PARENTAL COUNSELING FOR CHILDREN AND TEENS
As a parent, I understand the complexities of raising children. There are three guidelines that are a must in raising children of any age. Consistency, routine, and reasonable (age appropriate) limits. These three guidelines create a feeling of safety for the children. There is much more to raising children, however, these three are foundational.
These three guidelines are my starting place when working with parents alone without the children present. Do they have routine? Is there consistency in how things are decided, discipline, and general house flow? Are there understood limits? Together, with the parents, we work to fill in any gaps while looking at the family paradigm. Often if a child is acting out it is due to other issues in the household. For example if there is heavy tension between the parents, children internally pick up on this tension. This could create an unsafe feeling for the child, thus the acting out.
If the issue appears to be with a teenage member of the family, the aforementioned still applies. However, when possible, attending counseling as a family, teen included, is important. It is also very important the teen attend the first counseling session. If the teen is excluded in the first session, he or she may take the position that the parents “stacked the deck” against them and may not be open to hearing the things that may need be said. See Family counseling section of this site for further information.
ADULT CHILDREN WHO RETURN HOME
First thing to remember here is the two words “adult” and “children” do NOT actually follow one another. This is not an adult child, but a returning adult who happens to be of your loins. The second important thing to remember is this is “your” house! Because they are adults does not mean they can do as they please.
Many parents have come to me concerning their returning adult; usually after they have reached what they feel is an impasse with the returning adult not contributing to the home either financially or personally. Some of these returning adults (all ages 21 to 35 or older) act as if they should not be asked to contribute in any way, sometimes having what appears to be an attitude of entitlement.
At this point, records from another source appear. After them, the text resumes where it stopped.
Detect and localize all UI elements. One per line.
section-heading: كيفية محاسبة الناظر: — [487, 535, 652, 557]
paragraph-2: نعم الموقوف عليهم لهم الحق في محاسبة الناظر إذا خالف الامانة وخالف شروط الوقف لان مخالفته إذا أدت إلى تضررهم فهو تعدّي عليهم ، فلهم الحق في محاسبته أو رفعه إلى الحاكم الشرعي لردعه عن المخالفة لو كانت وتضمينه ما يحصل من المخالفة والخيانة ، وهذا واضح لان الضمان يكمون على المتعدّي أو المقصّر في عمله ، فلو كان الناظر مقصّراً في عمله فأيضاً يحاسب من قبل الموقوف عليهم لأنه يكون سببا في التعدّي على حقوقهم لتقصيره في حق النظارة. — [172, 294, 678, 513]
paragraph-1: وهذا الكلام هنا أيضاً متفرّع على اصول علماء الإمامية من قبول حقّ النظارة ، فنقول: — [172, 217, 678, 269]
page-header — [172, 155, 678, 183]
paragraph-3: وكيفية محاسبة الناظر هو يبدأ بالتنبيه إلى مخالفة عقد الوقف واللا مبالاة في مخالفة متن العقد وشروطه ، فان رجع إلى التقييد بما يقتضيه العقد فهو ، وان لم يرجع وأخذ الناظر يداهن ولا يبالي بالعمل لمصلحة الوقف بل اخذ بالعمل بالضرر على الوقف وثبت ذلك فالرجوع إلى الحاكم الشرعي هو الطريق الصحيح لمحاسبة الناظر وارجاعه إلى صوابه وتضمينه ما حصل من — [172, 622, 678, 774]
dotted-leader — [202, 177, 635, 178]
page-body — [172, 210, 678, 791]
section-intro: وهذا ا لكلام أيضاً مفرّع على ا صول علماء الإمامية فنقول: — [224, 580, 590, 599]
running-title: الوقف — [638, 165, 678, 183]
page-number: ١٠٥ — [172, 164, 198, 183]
I encourage parents to have a meeting with the adult moving back home prior to their moving in. The meeting is to discuss what it means to live in the home as an adult. It is also important to set a date/goal for when they will be moving back out. After they come to an agreement, if the returning adult “chooses” to not keep their part of the agreement, the returning adult is also “choosing” not to continue to live in the home.
My place in the counseling is to join with the parents and the returning adult (when possible) in helping them to communicate positively and respectfully in a way that brings them to common ground.